Sem dúvidas, o turbulento ambiente econômico de hoje está gerando novos desafios para a aviação, setor que ainda se recupera dos impactos devastadores causados pela COVID-19. Operando com margens reduzidas e uma meta ambiciosa de alcançar carbono net zero até 2050, é possível à indústria garantir seu sucesso e crescimento a longo prazo após a pandemia?

Acreditamos que o crescimento e a sustentabilidade da indústria não são excludentes, mas para alcançar ambos, devemos começar agora.

A recuperação da aviação e os benefícios para a economia mundial

Os dados da SITA mostram que a recuperação da indústria, em 2022, está em andamento: em 2021, o tráfego aéreo mundial estava a 64% dos níveis pré-pandêmicos, mas ainda 18% acima dos números de 2020. Os indicativos são encorajadores para 2022 e aos anos seguintes. Além disso, está evidente que as companhias aéreas estão enfrentando mais um ano de impactos econômicos adversos, o que gera uma pressão crescente sobre seus custos e atividades. Em 2021, o impacto da pandemia resultou em perdas de mais de US$ 51,8 bilhões para as empresas aéreas, embora significativamente menores do que em 2020, quando, pela primeira vez, a pandemia afetou o mundo.

Em particular, observamos um aumento expressivo nos preços dos combustíveis, um dos maiores custos já registrados para as aéreas. Em abril de 2022, o preço médio do combustível de aviação era 118,5% maior ano a ano, gerando um encargo adicional de US$ 108,4 bilhões em nosso setor.

Dada a contribuição da aviação à economia global, participando com cerca de US$ 3,5 trilhões para o produto interno global (PIB) do planeta, a indústria ainda precisa planejar sua recuperação e crescimento, sem impactar negativamente o meio ambiente.

A sustentabilidade não é nova, nem proibitiva, para a aviação

O compromisso da indústria em atingir carbono net zero até 2050 (assumido em 2021) é desafiador, mas inevitável para lidar com as mudanças climáticas no ritmo e na escala exigidos por especialistas, compensando qualquer crescimento nas emissões da indústria no futuro.

Durante muitos anos, a aviação lidou com seus impactos ambientais, incluindo a qualidade do ar, o ruído e as emissões.

A tecnologia está permitindo a sustentabilidade e a recuperação

Após a pandemia, é possível notar uma indústria que usa a tecnologia para se reconstruir de forma mais efetiva e limpa.
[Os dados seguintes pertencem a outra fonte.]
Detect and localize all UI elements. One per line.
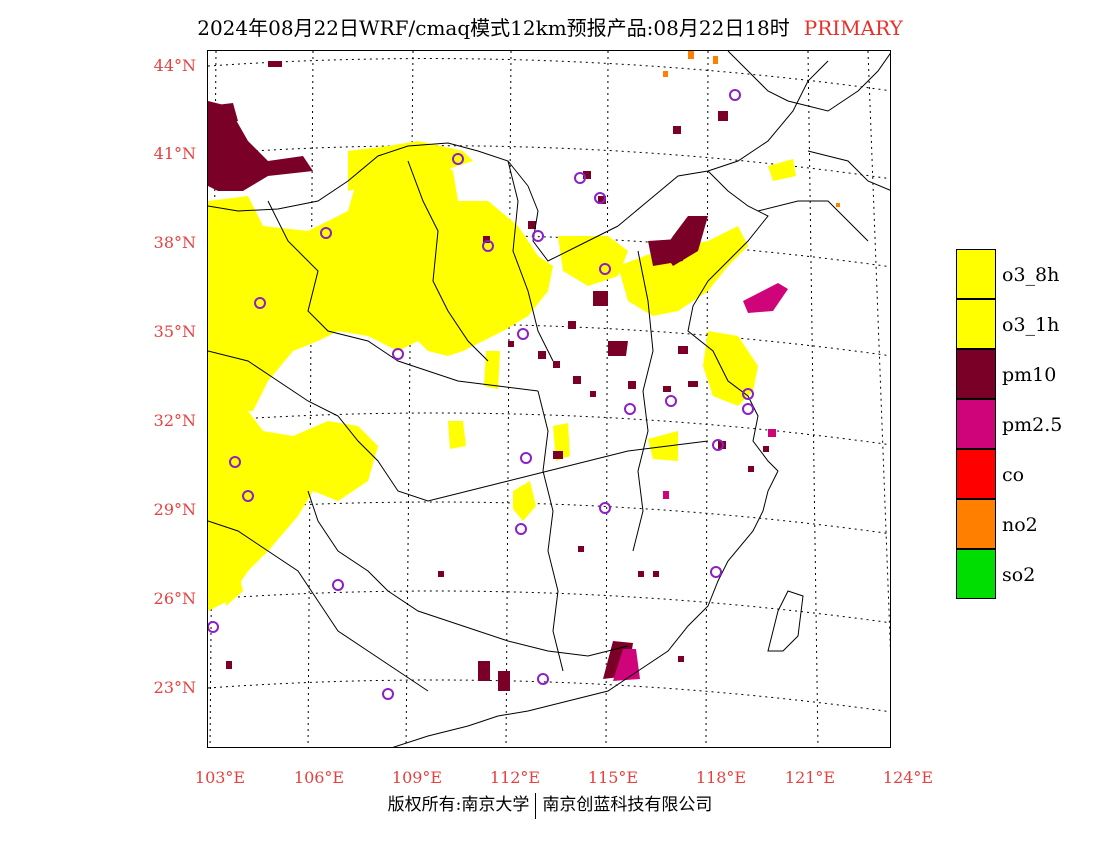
lon-label-121: 121°E — [784, 768, 836, 787]
lon-label-109: 109°E — [391, 768, 443, 787]
lon-label-124: 124°E — [882, 768, 934, 787]
lon-label-112: 112°E — [489, 768, 541, 787]
pollutant-map[interactable] — [207, 50, 891, 748]
legend: o3_8h o3_1h pm10 pm2.5 co no2 so2 — [956, 249, 1096, 599]
lon-label-106: 106°E — [293, 768, 345, 787]
legend-swatch — [956, 299, 996, 349]
lat-label-29: 29°N — [153, 500, 196, 519]
map-canvas — [208, 51, 890, 747]
legend-swatch — [956, 399, 996, 449]
legend-item-pm25: pm2.5 — [956, 399, 1096, 449]
legend-label: pm2.5 — [1002, 414, 1063, 436]
o3-region-layer — [208, 141, 796, 611]
legend-label: so2 — [1002, 564, 1036, 586]
pm25-region-layer — [613, 283, 788, 681]
station-markers — [208, 89, 754, 700]
legend-swatch — [956, 549, 996, 599]
lat-label-38: 38°N — [153, 233, 196, 252]
legend-item-pm10: pm10 — [956, 349, 1096, 399]
boundaries — [208, 51, 890, 747]
lon-label-115: 115°E — [587, 768, 639, 787]
lon-label-118: 118°E — [695, 768, 747, 787]
title-main: 2024年08月22日WRF/cmaq模式12km预报产品:08月22日18时 — [197, 16, 790, 40]
no2-speckles — [663, 51, 840, 207]
lat-label-23: 23°N — [153, 678, 196, 697]
credits-right: 南京创蓝科技有限公司 — [542, 795, 713, 815]
lat-label-35: 35°N — [153, 322, 196, 341]
lat-label-44: 44°N — [153, 56, 196, 75]
legend-label: o3_1h — [1002, 314, 1060, 336]
legend-swatch — [956, 499, 996, 549]
lon-label-103: 103°E — [194, 768, 246, 787]
lat-label-41: 41°N — [153, 144, 196, 163]
legend-swatch — [956, 249, 996, 299]
legend-item-co: co — [956, 449, 1096, 499]
legend-label: no2 — [1002, 514, 1038, 536]
lat-label-32: 32°N — [153, 411, 196, 430]
lat-label-26: 26°N — [153, 589, 196, 608]
legend-label: co — [1002, 464, 1025, 486]
legend-item-o3-8h: o3_8h — [956, 249, 1096, 299]
legend-swatch — [956, 349, 996, 399]
credits: 版权所有:南京大学 南京创蓝科技有限公司 — [0, 790, 1100, 819]
title-tag: PRIMARY — [803, 16, 903, 40]
credits-left: 版权所有:南京大学 — [387, 795, 530, 815]
credits-separator — [535, 792, 537, 819]
legend-item-o3-1h: o3_1h — [956, 299, 1096, 349]
legend-label: o3_8h — [1002, 264, 1060, 286]
legend-item-so2: so2 — [956, 549, 1096, 599]
map-title: 2024年08月22日WRF/cmaq模式12km预报产品:08月22日18时 P… — [0, 12, 1100, 41]
legend-item-no2: no2 — [956, 499, 1096, 549]
legend-swatch — [956, 449, 996, 499]
legend-label: pm10 — [1002, 364, 1057, 386]
graticule — [208, 51, 890, 747]
pm10-region-layer — [208, 101, 708, 691]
O mais recente estudo da SITA, Air Transport IT Insights, revela que o setor está planejando seu futuro, investindo em inovações que apoiam os esforços de recuperação e sustentabilidade. Alguns dos direcionadores de investimento responderão às rápidas mudanças no tráfego de passageiros e regulamentos de viagem, visando o aumento previsto da demanda de viagens, o crescimento da eficiência operacional para economizar custos e a redução da pegada de carbono.

As prioridades com gastos em soluções de TI para aeroportos e companhias aéreas estão focadas na melhoria da experiência dos passageiros. Isso possibilita viagens digitais e operações mais sustentáveis, com eficiência energética, infraestrutura e ações inteligentes – como a otimização de rotas de voo com base em dados, para melhorar a eficiência dos trajetos e reduzir o consumo de combustível e carbono.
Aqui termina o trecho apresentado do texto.